Comment, déjà une lettre de mes filles ! — Oui, mon cher papa, je ne puis résister au désir de vous demander de vos nouvelles. D’ailleurs, j’ai tout plein de choses à vous dire ! Nous avons su hier qu’à la Fosse-Ingant tous les domestiques savent la mort de notre ami et quel est son fils et où il est. Il faut que cela soit tenu bien peu secret puisque Saint-Jean n’y a été qu’un demi-jour et cela a suffi pour qu’il en fût instruit.
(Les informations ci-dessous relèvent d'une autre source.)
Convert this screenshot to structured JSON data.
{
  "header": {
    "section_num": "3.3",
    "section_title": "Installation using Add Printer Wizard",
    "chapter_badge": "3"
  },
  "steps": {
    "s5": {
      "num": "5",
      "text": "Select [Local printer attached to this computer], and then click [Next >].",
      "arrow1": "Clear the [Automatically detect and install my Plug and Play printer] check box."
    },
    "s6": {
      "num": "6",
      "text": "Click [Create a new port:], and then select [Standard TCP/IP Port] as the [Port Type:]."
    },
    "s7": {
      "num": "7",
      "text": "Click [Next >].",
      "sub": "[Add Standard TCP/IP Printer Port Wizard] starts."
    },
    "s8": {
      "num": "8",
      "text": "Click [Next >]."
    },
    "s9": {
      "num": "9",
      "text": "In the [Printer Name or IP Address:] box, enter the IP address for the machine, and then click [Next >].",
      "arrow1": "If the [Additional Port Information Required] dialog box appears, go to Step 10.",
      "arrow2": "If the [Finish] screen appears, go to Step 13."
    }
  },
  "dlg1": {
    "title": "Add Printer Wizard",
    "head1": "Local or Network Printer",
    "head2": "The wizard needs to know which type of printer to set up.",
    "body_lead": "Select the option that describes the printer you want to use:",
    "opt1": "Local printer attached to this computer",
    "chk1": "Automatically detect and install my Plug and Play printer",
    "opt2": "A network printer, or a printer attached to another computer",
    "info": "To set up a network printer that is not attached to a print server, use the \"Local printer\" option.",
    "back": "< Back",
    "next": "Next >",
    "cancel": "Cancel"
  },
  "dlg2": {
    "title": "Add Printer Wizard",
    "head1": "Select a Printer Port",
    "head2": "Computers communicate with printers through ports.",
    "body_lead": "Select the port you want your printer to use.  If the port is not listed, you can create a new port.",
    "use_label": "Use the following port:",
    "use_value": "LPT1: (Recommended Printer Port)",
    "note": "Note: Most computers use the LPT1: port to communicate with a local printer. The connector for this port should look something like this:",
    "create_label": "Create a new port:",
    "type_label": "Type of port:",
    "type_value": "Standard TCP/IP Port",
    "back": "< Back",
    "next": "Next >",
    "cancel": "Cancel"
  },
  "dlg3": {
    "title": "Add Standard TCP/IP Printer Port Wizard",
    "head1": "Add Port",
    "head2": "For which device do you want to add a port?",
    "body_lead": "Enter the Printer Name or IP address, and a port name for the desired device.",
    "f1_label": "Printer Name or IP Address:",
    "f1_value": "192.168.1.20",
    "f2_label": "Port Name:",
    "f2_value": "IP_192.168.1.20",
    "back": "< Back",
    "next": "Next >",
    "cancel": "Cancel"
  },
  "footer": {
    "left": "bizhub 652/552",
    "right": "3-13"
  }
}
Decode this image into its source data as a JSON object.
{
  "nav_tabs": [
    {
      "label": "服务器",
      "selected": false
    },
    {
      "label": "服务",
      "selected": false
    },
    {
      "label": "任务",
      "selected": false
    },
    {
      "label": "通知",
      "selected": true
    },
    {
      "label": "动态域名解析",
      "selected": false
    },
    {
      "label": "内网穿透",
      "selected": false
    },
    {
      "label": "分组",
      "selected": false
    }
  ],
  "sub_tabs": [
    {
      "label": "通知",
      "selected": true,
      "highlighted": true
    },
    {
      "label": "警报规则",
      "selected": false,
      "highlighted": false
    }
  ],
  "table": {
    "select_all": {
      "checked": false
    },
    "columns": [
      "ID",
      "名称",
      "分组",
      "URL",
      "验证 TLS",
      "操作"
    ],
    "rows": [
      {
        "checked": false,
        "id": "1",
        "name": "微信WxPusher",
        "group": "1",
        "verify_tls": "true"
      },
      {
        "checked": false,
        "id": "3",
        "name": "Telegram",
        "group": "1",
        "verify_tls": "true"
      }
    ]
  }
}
Il n’en a parlé qu’à nos femmes de chambre dont nous sommes sûres comme de nous-mêmes… Nous voudrions, papa, que vous lui en parliez ; mais faites-le comme de vous-même, disant que vous pensez bien qu’il aura su dans la maison où vous êtes la naissance du jeune homme, la mort, etc., c’est le seul moyen de réparer le mal que peut faire le babil de mes cousines… Voyez si la maison que vous habitez en ce moment n’est pas le temple de l’indiscrétion ; vraiment, j’enrage, je suis d’une colère contre mes cousines…


Ce billet est joint au dossier : il est resté tel que l’envoya la jeune fille, avec ses plis, ses caractères menus et élégans, son petit cachet de cire que viola la main brutale de l’espion ; et, parmi ce sinistre fatras de paperasses, celle-ci arrête et attriste : cette gentille lettre enjouée, ce conseil affectueux, adressé par une enfant dont on devine l’inquiétude sous le badinage du style, ces quelques lignes écrites sans méfiance… c’était pour le père l’échafaud ; et l’on pense au regard terrifié que le malheureux, tandis que Lalligand lisait, dut attacher à ce papier qui lui venait de sa fille et qui l’envoyait à la mort…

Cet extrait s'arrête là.